Generally, we hand-wave the PC absence, and their return, as quickly and painlessly as possible - usually that's the DM's call, sometimes player(s) might help try and find ways to explain it "in game"; they found something else that needs their attention, or whatever.
But really, no-one cares much how it happens, it's just accepted by me and my buddies (me as DM, and another guy who DM's a game I play in), from many years of experience, that it's way better to just leave that PC out of the session, than try and include them.
There's nothing much to be gained by trying to keep that PC involved, the story will survive and the remaining players will just have to make do. In fact often being one short, leads to better role-play due to less pressure for spotlight time, and/or better combat choices due to people needing to pay attention more and make the best of what they have. Some of my most memorable sessions have been when there are only 3 of our 4 or 5 listed players available at the table. Occasionally, as DM, I've included a simple NPC for each player to run as part of an important scene where there's only 3 PC's, but usually we just run with 3 PC's and it works out fine enough - the players love it.
On the flip-side, there is much to be lost by trying to include the missing PC - in order to try and "preserve the story", you end up making all sorts of ridiculous things happen - you get a special DM-PC who could easily be overly favoured and/or played terribly, or if a player runs them you risk them playing that PC badly and getting them killed and/or other PC's because the player is overloaded, or you just end up compromising the story in other ways, all for what, "continuity"? It's a game, not a TV series, movie, book etc.

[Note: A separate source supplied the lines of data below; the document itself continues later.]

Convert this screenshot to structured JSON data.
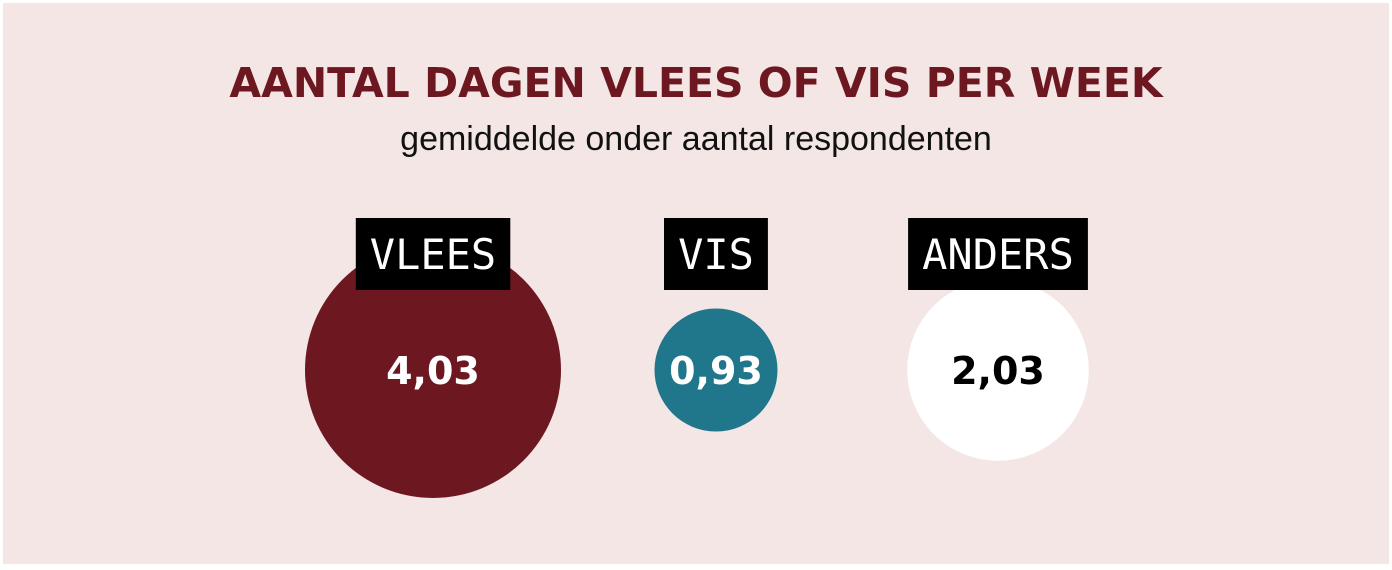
{
  "title": "AANTAL DAGEN VLEES OF VIS PER WEEK",
  "subtitle": "gemiddelde onder aantal respondenten",
  "colors": {
    "background": "#f3e6e5",
    "title": "#6d1720",
    "label_box": "#000000"
  },
  "chart_data": {
    "type": "bubble",
    "title": "AANTAL DAGEN VLEES OF VIS PER WEEK",
    "subtitle": "gemiddelde onder aantal respondenten",
    "categories": [
      "VLEES",
      "VIS",
      "ANDERS"
    ],
    "values": [
      4.03,
      0.93,
      2.03
    ],
    "value_labels": [
      "4,03",
      "0,93",
      "2,03"
    ],
    "colors": [
      "#6d1720",
      "#20768a",
      "#ffffff"
    ],
    "value_label_colors": [
      "#ffffff",
      "#ffffff",
      "#000000"
    ]
  }
}
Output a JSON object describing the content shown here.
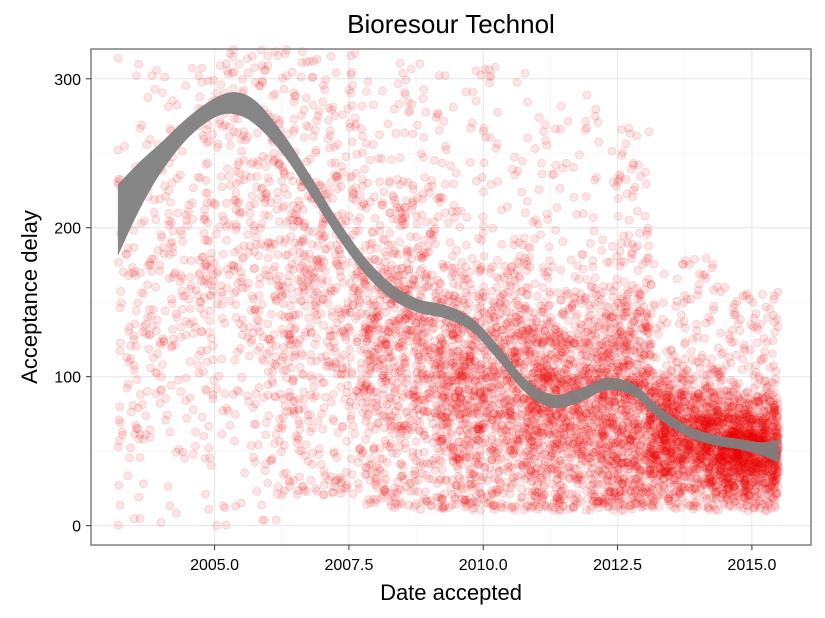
{
  "chart_data": {
    "type": "scatter",
    "title": "Bioresour Technol",
    "xlabel": "Date accepted",
    "ylabel": "Acceptance delay",
    "xlim": [
      2002.7,
      2016.1
    ],
    "ylim": [
      -13,
      320
    ],
    "x_ticks": [
      2005.0,
      2007.5,
      2010.0,
      2012.5,
      2015.0
    ],
    "x_tick_labels": [
      "2005.0",
      "2007.5",
      "2010.0",
      "2012.5",
      "2015.0"
    ],
    "y_ticks": [
      0,
      100,
      200,
      300
    ],
    "y_tick_labels": [
      "0",
      "100",
      "200",
      "300"
    ],
    "grid": true,
    "point_color": "#ee0000",
    "point_alpha": 0.1,
    "band_color": "#7f7f7f",
    "smooth_band": [
      {
        "x": 2003.2,
        "lower": 181,
        "upper": 229
      },
      {
        "x": 2003.6,
        "lower": 212,
        "upper": 244
      },
      {
        "x": 2004.0,
        "lower": 237,
        "upper": 257
      },
      {
        "x": 2004.5,
        "lower": 260,
        "upper": 274
      },
      {
        "x": 2005.0,
        "lower": 274,
        "upper": 287
      },
      {
        "x": 2005.4,
        "lower": 276,
        "upper": 291
      },
      {
        "x": 2005.8,
        "lower": 268,
        "upper": 284
      },
      {
        "x": 2006.3,
        "lower": 248,
        "upper": 262
      },
      {
        "x": 2006.8,
        "lower": 221,
        "upper": 234
      },
      {
        "x": 2007.3,
        "lower": 193,
        "upper": 205
      },
      {
        "x": 2007.8,
        "lower": 169,
        "upper": 180
      },
      {
        "x": 2008.3,
        "lower": 152,
        "upper": 162
      },
      {
        "x": 2008.8,
        "lower": 143,
        "upper": 152
      },
      {
        "x": 2009.3,
        "lower": 139,
        "upper": 148
      },
      {
        "x": 2009.8,
        "lower": 130,
        "upper": 139
      },
      {
        "x": 2010.3,
        "lower": 110,
        "upper": 120
      },
      {
        "x": 2010.8,
        "lower": 89,
        "upper": 98
      },
      {
        "x": 2011.3,
        "lower": 79,
        "upper": 88
      },
      {
        "x": 2011.8,
        "lower": 83,
        "upper": 92
      },
      {
        "x": 2012.3,
        "lower": 91,
        "upper": 99
      },
      {
        "x": 2012.8,
        "lower": 87,
        "upper": 95
      },
      {
        "x": 2013.3,
        "lower": 71,
        "upper": 79
      },
      {
        "x": 2013.8,
        "lower": 60,
        "upper": 67
      },
      {
        "x": 2014.3,
        "lower": 54,
        "upper": 61
      },
      {
        "x": 2014.8,
        "lower": 51,
        "upper": 58
      },
      {
        "x": 2015.2,
        "lower": 47,
        "upper": 56
      },
      {
        "x": 2015.5,
        "lower": 42,
        "upper": 58
      }
    ],
    "point_clusters": [
      {
        "x_range": [
          2003.2,
          2004.7
        ],
        "center": 150,
        "spread": 70,
        "min": 0,
        "max": 320,
        "count": 260
      },
      {
        "x_range": [
          2004.7,
          2006.2
        ],
        "center": 180,
        "spread": 80,
        "min": 0,
        "max": 320,
        "count": 420
      },
      {
        "x_range": [
          2006.2,
          2007.8
        ],
        "center": 150,
        "spread": 75,
        "min": 20,
        "max": 320,
        "count": 620
      },
      {
        "x_range": [
          2007.8,
          2009.2
        ],
        "center": 120,
        "spread": 60,
        "min": 10,
        "max": 320,
        "count": 800
      },
      {
        "x_range": [
          2009.2,
          2010.8
        ],
        "center": 95,
        "spread": 45,
        "min": 10,
        "max": 310,
        "count": 1100
      },
      {
        "x_range": [
          2010.8,
          2012.2
        ],
        "center": 80,
        "spread": 38,
        "min": 10,
        "max": 290,
        "count": 1100
      },
      {
        "x_range": [
          2012.2,
          2013.1
        ],
        "center": 82,
        "spread": 45,
        "min": 10,
        "max": 270,
        "count": 850
      },
      {
        "x_range": [
          2013.1,
          2014.4
        ],
        "center": 60,
        "spread": 22,
        "min": 10,
        "max": 180,
        "count": 1200
      },
      {
        "x_range": [
          2014.4,
          2015.5
        ],
        "center": 52,
        "spread": 18,
        "min": 10,
        "max": 160,
        "count": 1300
      }
    ]
  }
}
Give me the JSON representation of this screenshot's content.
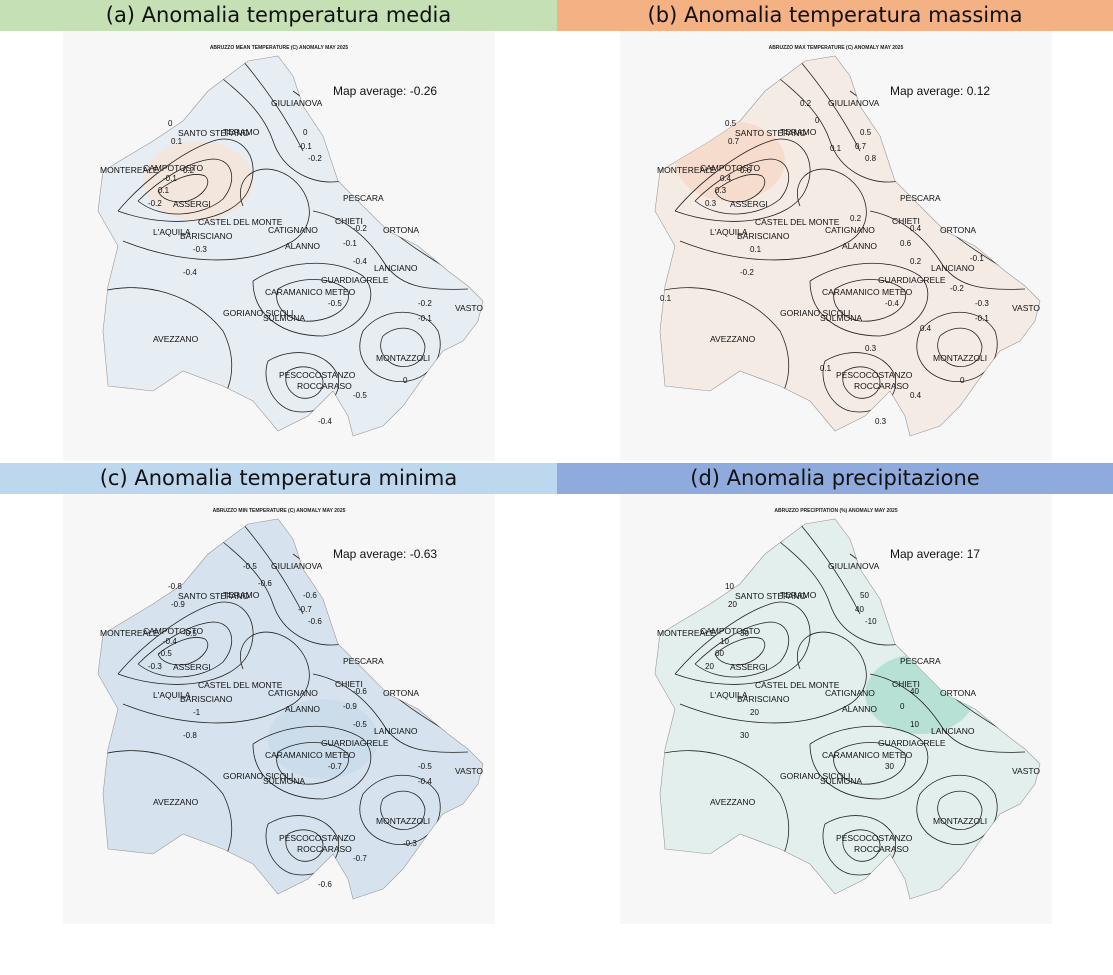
{
  "headers": {
    "a": {
      "text": "(a) Anomalia temperatura media",
      "bg": "#c5e0b4"
    },
    "b": {
      "text": "(b) Anomalia temperatura massima",
      "bg": "#f4b183"
    },
    "c": {
      "text": "(c) Anomalia temperatura minima",
      "bg": "#bdd7ee"
    },
    "d": {
      "text": "(d) Anomalia precipitazione",
      "bg": "#8faadc"
    }
  },
  "panels": {
    "a": {
      "title": "ABRUZZO MEAN TEMPERATURE (C) ANOMALY MAY 2025",
      "average": "Map average: -0.26",
      "fill": "#e6edf3",
      "accent": "#f6e3d6",
      "contour_labels": [
        "0",
        "0.1",
        "0.2",
        "-0.1",
        "-0.2",
        "0.1",
        "0",
        "-0.1",
        "-0.2",
        "-0.1",
        "-0.2",
        "-0.4",
        "-0.3",
        "-0.4",
        "-0.5",
        "-0.2",
        "-0.1",
        "0",
        "-0.5",
        "-0.4"
      ]
    },
    "b": {
      "title": "ABRUZZO MAX TEMPERATURE (C) ANOMALY MAY 2025",
      "average": "Map average: 0.12",
      "fill": "#f5ebe5",
      "accent": "#f5d7c4",
      "contour_labels": [
        "0.5",
        "0.7",
        "0.6",
        "0.4",
        "0.3",
        "0.3",
        "0.5",
        "0.7",
        "0.8",
        "0.6",
        "0.4",
        "0.2",
        "0.1",
        "-0.2",
        "-0.4",
        "-0.3",
        "-0.1",
        "0",
        "0.4",
        "0.3",
        "0.2",
        "0",
        "0.1",
        "0.2",
        "0.4",
        "0.3",
        "0.1",
        "-0.2",
        "-0.1",
        "0.1"
      ]
    },
    "c": {
      "title": "ABRUZZO MIN TEMPERATURE (C) ANOMALY MAY 2025",
      "average": "Map average: -0.63",
      "fill": "#d6e3ee",
      "accent": "#c7dbe9",
      "contour_labels": [
        "-0.8",
        "-0.9",
        "-0.5",
        "-0.4",
        "-0.3",
        "-0.5",
        "-0.6",
        "-0.7",
        "-0.6",
        "-0.9",
        "-0.6",
        "-0.5",
        "-1",
        "-0.8",
        "-0.7",
        "-0.5",
        "-0.4",
        "-0.3",
        "-0.7",
        "-0.6",
        "-0.5",
        "-0.6"
      ]
    },
    "d": {
      "title": "ABRUZZO PRECIPITATION (%) ANOMALY MAY 2025",
      "average": "Map average: 17",
      "fill": "#e3efec",
      "accent": "#a9dccf",
      "contour_labels": [
        "10",
        "20",
        "30",
        "10",
        "20",
        "60",
        "50",
        "40",
        "-10",
        "0",
        "40",
        "10",
        "20",
        "30",
        "30"
      ]
    }
  },
  "place_labels": [
    "GIULIANOVA",
    "SANTO STEFANO",
    "TERAMO",
    "MONTEREALE",
    "CAMPOTOSTO",
    "ASSERGI",
    "PESCARA",
    "CASTEL DEL MONTE",
    "CHIETI",
    "L'AQUILA",
    "BARISCIANO",
    "CATIGNANO",
    "ORTONA",
    "ALANNO",
    "LANCIANO",
    "GUARDIAGRELE",
    "CARAMANICO METEO",
    "GORIANO SICOLI",
    "SULMONA",
    "VASTO",
    "AVEZZANO",
    "MONTAZZOLI",
    "PESCOCOSTANZO",
    "ROCCARASO"
  ]
}
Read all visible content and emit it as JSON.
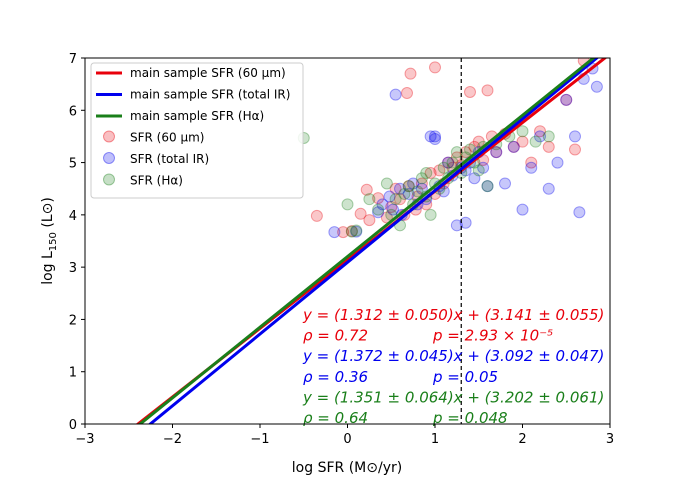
{
  "chart_data": {
    "type": "scatter",
    "xlabel": "log SFR (M⊙/yr)",
    "ylabel_main": "log L",
    "ylabel_sub": "150",
    "ylabel_tail": " (L⊙)",
    "xlim": [
      -3,
      3
    ],
    "ylim": [
      0,
      7
    ],
    "xticks": [
      -3,
      -2,
      -1,
      0,
      1,
      2,
      3
    ],
    "yticks": [
      0,
      1,
      2,
      3,
      4,
      5,
      6,
      7
    ],
    "xtick_labels": [
      "−3",
      "−2",
      "−1",
      "0",
      "1",
      "2",
      "3"
    ],
    "ytick_labels": [
      "0",
      "1",
      "2",
      "3",
      "4",
      "5",
      "6",
      "7"
    ],
    "vline_x": 1.3,
    "colors": {
      "red": "#e8000b",
      "blue": "#0000ee",
      "green": "#1a7f1a"
    },
    "fit_lines": [
      {
        "name": "main sample SFR (60 μm)",
        "color": "#e8000b",
        "slope": 1.312,
        "intercept": 3.141
      },
      {
        "name": "main sample SFR (total IR)",
        "color": "#0000ee",
        "slope": 1.372,
        "intercept": 3.092
      },
      {
        "name": "main sample SFR (Hα)",
        "color": "#1a7f1a",
        "slope": 1.351,
        "intercept": 3.202
      }
    ],
    "series": [
      {
        "name": "SFR (60 μm)",
        "color": "#e8000b",
        "points": [
          [
            -0.35,
            3.98
          ],
          [
            -0.05,
            3.67
          ],
          [
            0.05,
            3.69
          ],
          [
            0.15,
            4.02
          ],
          [
            0.22,
            4.48
          ],
          [
            0.25,
            3.9
          ],
          [
            0.35,
            4.32
          ],
          [
            0.45,
            3.95
          ],
          [
            0.5,
            4.15
          ],
          [
            0.55,
            4.5
          ],
          [
            0.6,
            4.3
          ],
          [
            0.65,
            4.0
          ],
          [
            0.7,
            4.55
          ],
          [
            0.72,
            6.7
          ],
          [
            0.78,
            4.1
          ],
          [
            0.8,
            4.35
          ],
          [
            0.85,
            4.6
          ],
          [
            0.9,
            4.2
          ],
          [
            0.95,
            4.8
          ],
          [
            1.0,
            4.4
          ],
          [
            1.05,
            4.85
          ],
          [
            1.1,
            4.6
          ],
          [
            1.15,
            5.0
          ],
          [
            1.2,
            4.9
          ],
          [
            1.25,
            5.1
          ],
          [
            1.3,
            4.95
          ],
          [
            1.35,
            5.2
          ],
          [
            1.4,
            6.35
          ],
          [
            1.45,
            5.3
          ],
          [
            1.5,
            5.4
          ],
          [
            1.55,
            5.05
          ],
          [
            1.6,
            6.38
          ],
          [
            1.65,
            5.5
          ],
          [
            1.7,
            5.2
          ],
          [
            1.8,
            5.55
          ],
          [
            1.9,
            5.3
          ],
          [
            2.0,
            5.4
          ],
          [
            2.1,
            5.0
          ],
          [
            2.2,
            5.6
          ],
          [
            2.3,
            5.3
          ],
          [
            2.5,
            6.2
          ],
          [
            2.6,
            5.25
          ],
          [
            2.7,
            6.95
          ],
          [
            1.0,
            6.82
          ],
          [
            0.68,
            6.33
          ]
        ]
      },
      {
        "name": "SFR (total IR)",
        "color": "#0000ee",
        "points": [
          [
            -0.15,
            3.67
          ],
          [
            0.1,
            3.68
          ],
          [
            0.35,
            4.05
          ],
          [
            0.4,
            4.2
          ],
          [
            0.48,
            4.35
          ],
          [
            0.52,
            4.1
          ],
          [
            0.55,
            6.3
          ],
          [
            0.6,
            4.5
          ],
          [
            0.62,
            4.0
          ],
          [
            0.7,
            4.4
          ],
          [
            0.75,
            4.6
          ],
          [
            0.8,
            4.2
          ],
          [
            0.85,
            4.5
          ],
          [
            0.9,
            4.3
          ],
          [
            0.95,
            5.5
          ],
          [
            1.0,
            5.5
          ],
          [
            1.05,
            4.55
          ],
          [
            1.1,
            4.45
          ],
          [
            1.15,
            5.0
          ],
          [
            1.2,
            4.75
          ],
          [
            1.25,
            3.8
          ],
          [
            1.3,
            4.9
          ],
          [
            1.35,
            4.85
          ],
          [
            1.4,
            5.0
          ],
          [
            1.45,
            4.7
          ],
          [
            1.5,
            5.2
          ],
          [
            1.55,
            4.9
          ],
          [
            1.6,
            4.55
          ],
          [
            1.7,
            5.2
          ],
          [
            1.8,
            4.6
          ],
          [
            1.9,
            5.3
          ],
          [
            2.0,
            4.1
          ],
          [
            2.1,
            4.9
          ],
          [
            2.2,
            5.5
          ],
          [
            2.3,
            4.5
          ],
          [
            2.4,
            5.0
          ],
          [
            2.5,
            6.2
          ],
          [
            2.6,
            5.5
          ],
          [
            2.65,
            4.05
          ],
          [
            2.7,
            6.6
          ],
          [
            2.8,
            6.8
          ],
          [
            2.85,
            6.45
          ],
          [
            1.35,
            3.85
          ],
          [
            1.0,
            5.45
          ]
        ]
      },
      {
        "name": "SFR (Hα)",
        "color": "#1a7f1a",
        "points": [
          [
            -0.5,
            5.47
          ],
          [
            0.0,
            4.2
          ],
          [
            0.05,
            3.68
          ],
          [
            0.1,
            3.7
          ],
          [
            0.25,
            4.3
          ],
          [
            0.35,
            4.1
          ],
          [
            0.45,
            4.6
          ],
          [
            0.5,
            4.0
          ],
          [
            0.55,
            4.3
          ],
          [
            0.6,
            3.8
          ],
          [
            0.65,
            4.4
          ],
          [
            0.7,
            4.55
          ],
          [
            0.75,
            4.2
          ],
          [
            0.8,
            4.45
          ],
          [
            0.85,
            4.7
          ],
          [
            0.9,
            4.35
          ],
          [
            0.95,
            4.0
          ],
          [
            1.0,
            4.6
          ],
          [
            1.05,
            4.5
          ],
          [
            1.1,
            4.9
          ],
          [
            1.15,
            4.7
          ],
          [
            1.2,
            5.0
          ],
          [
            1.25,
            5.2
          ],
          [
            1.3,
            4.8
          ],
          [
            1.35,
            5.1
          ],
          [
            1.45,
            5.0
          ],
          [
            1.5,
            4.85
          ],
          [
            1.55,
            5.3
          ],
          [
            1.6,
            4.55
          ],
          [
            1.7,
            5.35
          ],
          [
            1.85,
            5.5
          ],
          [
            2.0,
            5.6
          ],
          [
            2.15,
            5.4
          ],
          [
            2.3,
            5.5
          ],
          [
            1.4,
            5.25
          ],
          [
            0.9,
            4.8
          ]
        ]
      }
    ],
    "annotations": [
      {
        "left": "y = (1.312 ± 0.050)x + (3.141 ± 0.055)",
        "color": "#e8000b"
      },
      {
        "left": "ρ = 0.72",
        "right": "p = 2.93 × 10⁻⁵",
        "color": "#e8000b"
      },
      {
        "left": "y = (1.372 ± 0.045)x + (3.092 ± 0.047)",
        "color": "#0000ee"
      },
      {
        "left": "ρ = 0.36",
        "right": "p = 0.05",
        "color": "#0000ee"
      },
      {
        "left": "y = (1.351 ± 0.064)x + (3.202 ± 0.061)",
        "color": "#1a7f1a"
      },
      {
        "left": "ρ = 0.64",
        "right": "p = 0.048",
        "color": "#1a7f1a"
      }
    ],
    "legend": {
      "position": "top-left",
      "lines": [
        "main sample SFR (60 μm)",
        "main sample SFR (total IR)",
        "main sample SFR (Hα)"
      ],
      "markers": [
        "SFR (60 μm)",
        "SFR (total IR)",
        "SFR (Hα)"
      ]
    }
  }
}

I never dock XP for missing a session, everyone is always at the same XP level in my games because no-one misses a session on purpose, just like no-one dies on purpose and no-one in my games gets punished for deciding to swap out a character; my DM runs this differently, but as the person who's usually got the most XP and is often a level above the others, I personally disagree with his logic, I would actually rather that all of us were at the same XP level as my PC.